In [1]:
# ==============================================================================
# LightGBM – Thesis Tuning Pipeline
# ==============================================================================
# Spezifikation gemäß Masterarbeit:
# - Setup I & II: Volles FE-Grid.
# - Setup III: Dynamic FI (Top 50 Features).
# - Model Hyperparameter exakt nach Thesis Summary.
# - Early Stopping: Aktiviert mit val_tail=24.
# - Stage A Shortlist: Top 10 frozen.
# ==============================================================================

import os, sys
from pathlib import Path
import numpy as np
import pandas as pd
from itertools import product

# --- 1) Pfad-Setup ---
def _locate_repo_root(start: Path) -> Path:
    cur = start.resolve()
    for _ in range(6):
        if (cur / "src").exists():
            return cur
        if cur.parent == cur:
            break
        cur = cur.parent
    return start.resolve()

NOTEBOOK_DIR = Path.cwd()
PROJECT_ROOT = _locate_repo_root(NOTEBOOK_DIR)
os.environ["PROJECT_ROOT"] = str(PROJECT_ROOT)
if str(PROJECT_ROOT) not in sys.path:
    sys.path.insert(0, str(PROJECT_ROOT))

# --- 2) Imports ---
from src.config import (
    GlobalConfig,
    DEFAULT_CORR_SPEC,
    EWMA_CORR_SPEC,
    outputs_for_model,
)
from src.tuning import run_stageA, run_stageB
from src.io_timesplits import (
    load_target,
    load_ifo_features,
    load_full_lagged_features,
    load_rolling_importance,
)
# WICHTIG: Modell-Import für LGBM
from src.models.LGBM import ForecastModel

# --- 3) Konfiguration ---
USE_DYNAMIC_FI_PIPELINE = True  # False = Standard Setup (I & II)
SEED = 42
N_JOBS = 1 # LightGBM parallelisiert intern, aber im Grid-Search oft 1 besser

if USE_DYNAMIC_FI_PIPELINE:
    MODEL_NAME = "lightgbm_dynamic_fi"
else:
    MODEL_NAME = "lightgbm_dummy"

outputs_for_model(MODEL_NAME)
print(f"--- Starte Tuning für: {MODEL_NAME} ---")

# --- 4) Daten laden ---
y = load_target()
X_ifo = load_ifo_features()

# Align Indizes
idx_common = y.index.intersection(X_ifo.index)
y = y.loc[idx_common]
X_ifo = X_ifo.loc[idx_common]

X_full_lagged = None
rolling_imp = None
y_fi = None

if USE_DYNAMIC_FI_PIPELINE:
    FI_BASE_DIR = PROJECT_ROOT / "outputs" / "feature_importance" / "outputs_no_missing"
    try:
        X_full_lagged = load_full_lagged_features(base_dir=FI_BASE_DIR)
        rolling_imp   = load_rolling_importance(base_dir=FI_BASE_DIR)
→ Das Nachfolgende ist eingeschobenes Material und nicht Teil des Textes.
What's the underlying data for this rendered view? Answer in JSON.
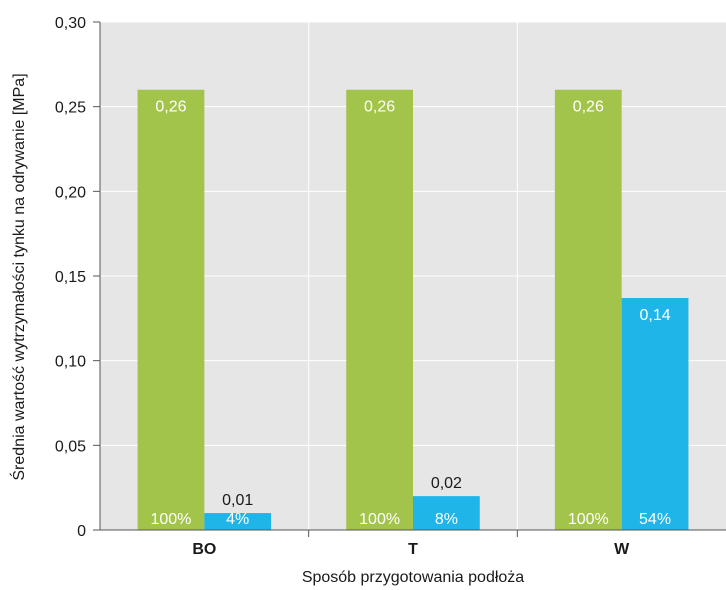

        idx_fi = y.index.intersection(X_full_lagged.index).intersection(rolling_imp.index)
        y_fi          = y.loc[idx_fi]
        X_full_lagged = X_full_lagged.loc[idx_fi]
        rolling_imp   = rolling_imp.loc[idx_fi]
        print(f"Dynamic FI Modus: {X_full_lagged.shape[1]} Features geladen.")
    except FileNotFoundError:
        print("FEHLER: Dynamic FI Artefakte nicht gefunden.")
        sys.exit(1)
else:
    print(f"Full FE Modus (Setup I/II): {X_ifo.shape[1]} Basis-Features.")

# --- 5) Config Defaults (Thesis Policy) ---
def get_thesis_cfg() -> GlobalConfig:
    cfg = GlobalConfig(preset="thesis")
    cfg.policy_window = 24
    cfg.policy_decay = 0.97
    cfg.selection_mode = "decayed_best"
    return cfg

cfg_obj = get_thesis_cfg()

# --- 6) Grid Definition ---------------------------------------

def build_grid_full_fe():
    """Setup I (ifo) und Setup II (ifo + TargetBlocks)."""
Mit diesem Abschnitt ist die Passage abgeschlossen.